Walmart: Reform or image-building? Oh, come on. You know the answer.

After winning its day in court with the U.S. Supreme Court’s rejection of the Dukes class-action sex discrimination suit, Walmart apparently decided its public image needed some more sprucing up. Thus we now have the Global Women's Economic Empowerment Initiative, a Walmart Foundation creation that supposedly seeks female empowerment through training centers for retail and garment workers in India and Bangladesh and by encouraging women entrepreneurs.

According to The Nation, Walmart President Sylvia Matthews Burwell will head the project, yet she will report to Walmart Corporate Affairs Executive Vice President Leslie Dach.

Hmmmm. Is this one of those wait-and-see, the proof-is-in-the-pudding situations?

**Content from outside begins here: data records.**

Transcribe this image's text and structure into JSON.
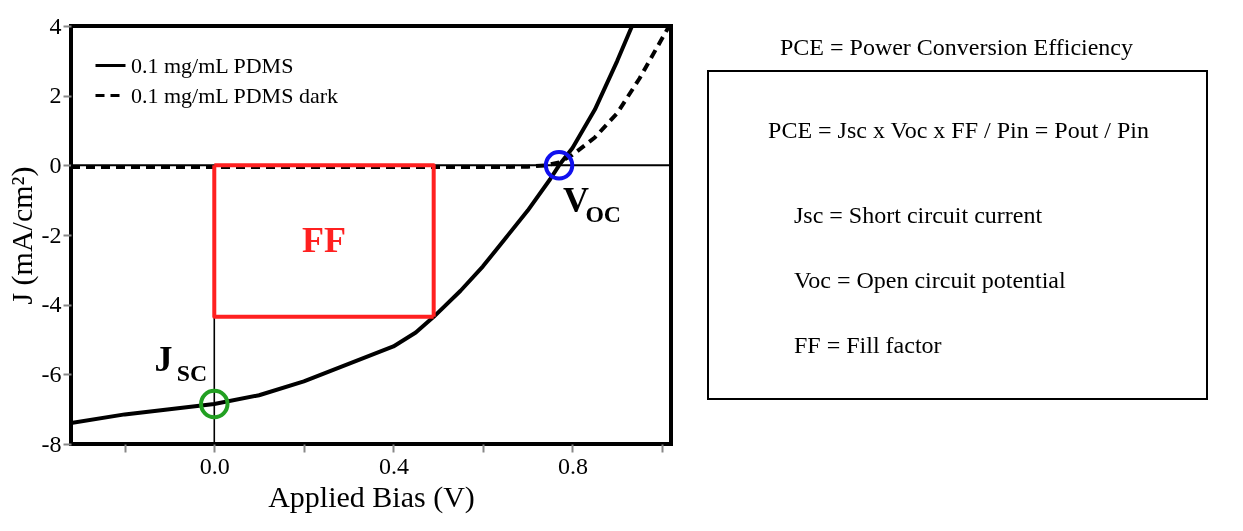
{
  "chart_data": [
    {
      "type": "line",
      "xlabel": "Applied Bias (V)",
      "ylabel": "J (mA/cm²)",
      "xlim": [
        -0.32,
        1.02
      ],
      "ylim": [
        -8,
        4
      ],
      "xticks": [
        {
          "value": -0.2,
          "label": null
        },
        {
          "value": 0,
          "label": "0.0"
        },
        {
          "value": 0.2,
          "label": null
        },
        0.4,
        {
          "value": 0.6,
          "label": null
        },
        0.8,
        {
          "value": 1.0,
          "label": null
        }
      ],
      "yticks": [
        -8,
        -6,
        -4,
        -2,
        0,
        2,
        4
      ],
      "grid": false,
      "legend": "top left",
      "series": [
        {
          "name": "0.1 mg/mL PDMS",
          "type": "line",
          "color": "#000000",
          "line_style": "solid",
          "x": [
            -0.32,
            -0.2,
            -0.1,
            0,
            0.1,
            0.2,
            0.3,
            0.4,
            0.45,
            0.49,
            0.55,
            0.6,
            0.65,
            0.7,
            0.75,
            0.77,
            0.8,
            0.85,
            0.9,
            0.933
          ],
          "values": [
            -7.4,
            -7.15,
            -7.0,
            -6.85,
            -6.6,
            -6.2,
            -5.7,
            -5.2,
            -4.8,
            -4.35,
            -3.6,
            -2.9,
            -2.1,
            -1.3,
            -0.4,
            0,
            0.5,
            1.6,
            3.0,
            4
          ]
        },
        {
          "name": "0.1 mg/mL PDMS dark",
          "type": "line",
          "color": "#000000",
          "line_style": "dashed",
          "x": [
            -0.32,
            0,
            0.3,
            0.6,
            0.7,
            0.74,
            0.77,
            0.8,
            0.85,
            0.9,
            0.95,
            0.985,
            1.016
          ],
          "values": [
            -0.05,
            -0.05,
            -0.05,
            -0.05,
            -0.04,
            0,
            0.08,
            0.3,
            0.8,
            1.5,
            2.5,
            3.3,
            4
          ]
        },
        {
          "type": "line",
          "color": "#ff2020",
          "line_style": "solid",
          "x": [
            0,
            0.49,
            0.49
          ],
          "values": [
            0,
            0,
            -4.35
          ]
        },
        {
          "type": "line",
          "color": "#ff2020",
          "line_style": "solid",
          "x": [
            0.49,
            0,
            0
          ],
          "values": [
            -4.35,
            -4.35,
            0
          ]
        },
        {
          "type": "scatter",
          "marker": "circle",
          "color": "#22a022",
          "x": [
            0
          ],
          "values": [
            -6.85
          ]
        },
        {
          "type": "scatter",
          "marker": "circle",
          "color": "#1010ee",
          "x": [
            0.77
          ],
          "values": [
            0
          ]
        }
      ],
      "ref_lines": [
        {
          "axis": "y",
          "value": 0,
          "color": "#000000"
        },
        {
          "axis": "x",
          "value": 0,
          "color": "#000000"
        }
      ],
      "annotations": [
        {
          "text": "J$_{SC}$",
          "x": 0,
          "y": -6.85
        },
        "FF",
        {
          "text": "V$_{OC}$",
          "x": 0.77,
          "y": 0
        }
      ]
    },
    {
      "type": "other",
      "title": "PCE = Power Conversion Efficiency",
      "annotations": [
        "PCE = Jsc x Voc x FF / Pin = Pout / Pin",
        "Jsc = Short circuit current",
        "Voc = Open circuit potential",
        "FF = Fill factor"
      ]
    }
  ]
}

I'm not encouraged by the fact that Walmart, after responding to earlier criticism and improving its poor benefits to employees, announced in October that it was cutting back health care coverage significantly for part-time workers as well as raising premiums for full-time employees. Just as discouraging is the fact that Walmart fired 22 workers in Chile for taking part in a nationwide general strike to promote tax reform, new labor laws, and other social justice issues.

Walmart was the only company in Chile that fired its workers for joining the nationwide protest.